This month’s The Hungry Truth post is a guest post from Kate Griswold. Kate is a senior at University of Wisconsin – Madison, Life Sciences Communications with Certificates in Agricultural Business and International Agriculture. Kate grew up on her families hobby farm just west of Madison in Black Earth, WI. During her youth she showed beef cattle and hogs through 4-H and FFA and is pursuing a degree in Life Sciences Communication. After graduation she is excited to start her career with John Deere as a Marketing Representative. In her role she will have three rotations related to sales and marketing for a total of 15 months of training. Outside of her college coursework and club involvement, Kate loves to travel, watch Badger sporting events and take photos.
I have always had an interest in seeing the world and learning about how other people live; the way people go about their daily lives, produce food and distribute it fascinates me. This winter, I was able to make that dream reality when I traveled to Bolivia to learn about hunger and market access through the Agriculture Future of America (AFA) Global Fellows program. Read more about the overall program here.
While in Bolivia we studied quinoa production. Quinoa, a gluten free grain that has gained popularity in the US, is exported from Bolivia. Bolivia is one of the largest quinoa exporters in the world, yet still the poorest nation in South America. We spent the bulk of our two and a half weeks visiting small communities that grow quinoa, talking with people about their production methods and touring farms, fields and processing plants.

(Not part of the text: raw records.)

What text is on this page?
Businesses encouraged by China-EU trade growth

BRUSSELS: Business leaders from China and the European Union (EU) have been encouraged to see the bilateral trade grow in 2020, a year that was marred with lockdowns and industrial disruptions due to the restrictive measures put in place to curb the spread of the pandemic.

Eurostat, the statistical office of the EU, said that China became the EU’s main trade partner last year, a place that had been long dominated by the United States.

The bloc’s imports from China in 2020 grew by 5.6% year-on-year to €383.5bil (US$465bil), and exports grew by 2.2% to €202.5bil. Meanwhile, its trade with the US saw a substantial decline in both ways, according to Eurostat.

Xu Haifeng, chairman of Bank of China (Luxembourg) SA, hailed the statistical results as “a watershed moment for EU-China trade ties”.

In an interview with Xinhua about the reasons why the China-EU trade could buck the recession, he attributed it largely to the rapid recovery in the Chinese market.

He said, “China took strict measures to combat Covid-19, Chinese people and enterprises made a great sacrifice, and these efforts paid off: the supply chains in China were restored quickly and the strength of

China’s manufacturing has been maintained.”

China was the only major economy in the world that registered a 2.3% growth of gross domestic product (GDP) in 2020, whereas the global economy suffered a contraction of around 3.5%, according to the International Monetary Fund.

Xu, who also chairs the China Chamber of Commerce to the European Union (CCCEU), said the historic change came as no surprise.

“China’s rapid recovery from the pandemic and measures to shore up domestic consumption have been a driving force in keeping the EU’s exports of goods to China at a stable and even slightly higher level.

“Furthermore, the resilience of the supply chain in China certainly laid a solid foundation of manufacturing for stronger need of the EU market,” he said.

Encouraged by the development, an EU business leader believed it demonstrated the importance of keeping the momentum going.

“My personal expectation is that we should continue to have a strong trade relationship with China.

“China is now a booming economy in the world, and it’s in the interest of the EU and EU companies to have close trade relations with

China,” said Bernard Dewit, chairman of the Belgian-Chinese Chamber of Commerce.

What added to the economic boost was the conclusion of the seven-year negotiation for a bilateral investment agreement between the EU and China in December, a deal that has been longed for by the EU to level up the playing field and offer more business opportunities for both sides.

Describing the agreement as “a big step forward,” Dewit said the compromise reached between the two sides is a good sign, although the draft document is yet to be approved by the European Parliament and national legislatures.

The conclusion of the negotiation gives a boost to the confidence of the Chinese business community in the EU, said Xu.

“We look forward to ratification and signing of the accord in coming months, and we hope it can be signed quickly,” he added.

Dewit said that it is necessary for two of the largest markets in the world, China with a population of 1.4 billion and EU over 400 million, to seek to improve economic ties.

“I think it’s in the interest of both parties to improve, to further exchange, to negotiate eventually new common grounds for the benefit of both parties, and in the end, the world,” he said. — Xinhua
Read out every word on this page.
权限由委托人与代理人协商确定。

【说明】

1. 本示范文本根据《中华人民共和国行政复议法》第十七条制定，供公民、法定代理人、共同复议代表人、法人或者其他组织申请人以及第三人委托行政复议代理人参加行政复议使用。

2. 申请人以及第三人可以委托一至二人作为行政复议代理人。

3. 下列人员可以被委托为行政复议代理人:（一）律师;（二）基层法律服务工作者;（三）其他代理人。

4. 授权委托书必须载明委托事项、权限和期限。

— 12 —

While touring many different locations, we dabbled into the culture and saw a lot of things that reminded us we weren’t in America. In cities it wasn’t uncommon to have unpaved roads and stray dogs running everywhere. Seeing men sitting along the buildings with a jar in hand, women begging for money with their children traipsing behind became the norm. You couldn’t walk a block without seeing piles of garbage, belongings and leftovers dispersed everywhere. When we drove into the country, there weren’t as many dogs or people begging for money, but we continued to see heaps of garbage. Small communities we passed through usually had one dirt road with a few brick buildings, aluminum roofs and people with very few teeth peeking out the windows. Although we didn’t see people withering away from hunger, we experienced their diets. The food consisted of quinoa, potato, a few vegetables and llama. Availability of fruits and vegetable are limited. No matter what community, the food was monotonous. The face of hidden hunger isn’t always easy to identify, but with such repetitive diets, the people are lacking the essential vitamins and minerals, affecting their overall health and well being.
There were times I couldn’t help but want to leave, but I was thankful I had somewhere else to call home. This was their reality. There was no escape from the drought that was causing their empty fields, no escape from the lack of infrastructure inhibiting their growth and no escape from government regulation reducing mechanization. Our group of nine agriculture students from across the Midwest consistently thought of small ways families could improve their farms and living situation. In many places our suggestions included simple adjustments like using wind breaks, cover crops, crop rotation, or reducing tillage. Diversifying their operations, and managing their inputs and outputs as well as building storage facilities would help improve production. With more resources the Bolivians could improve research at their universities, improve distribution of information and knowledge to farmers, and create co-ops to market their products.
Our trip concluded with a debriefing in Washington D.C. where we were reminded that “culture eats strategy for breakfast.” The Bolivian culture is extremely laid back as their life isn’t about competition and continual improvement like we strive to attain in America; the strategies we came up with needed to fit into their cultural mindset. We acknowledged that we looked at their country with an Americanized view and their culture is completely different than the world in which we live. Living in a country with an amazing infrastructure, countless opportunities and available education, Americans take so much for granted.
While there were many frustrating days in Bolivia, a few rewarding moments helped us all leave the country with optimism about the future. One of the last tours was spent with a family who raises sheep and canhaua, a crop similar to quinoa. They had three children, all pursuing university degrees who wanted to continue to improve their farm. During our visit, the father of the family said, “We want to produce the healthiest food for people that live in the cities and nearby.” Their methods differ drastically, but we connected with the Bolivian farmers on the simple premise that we all want to feed people. I left Bolivia saddened to see the inescapable situation in which some people live, but optimistic that our goals are similar.
My hope for Bolivia’s future is improved infrastructure, progress towards mechanization that will keep workers safe and profitable and education for farmers that will help them understand sustainable cropping methods and business practices. I am optimistic that someday the children who looked out the windows will have access to education and won’t come home hungry. No matter how little we think we may have, we need to remember there is always someone who has less.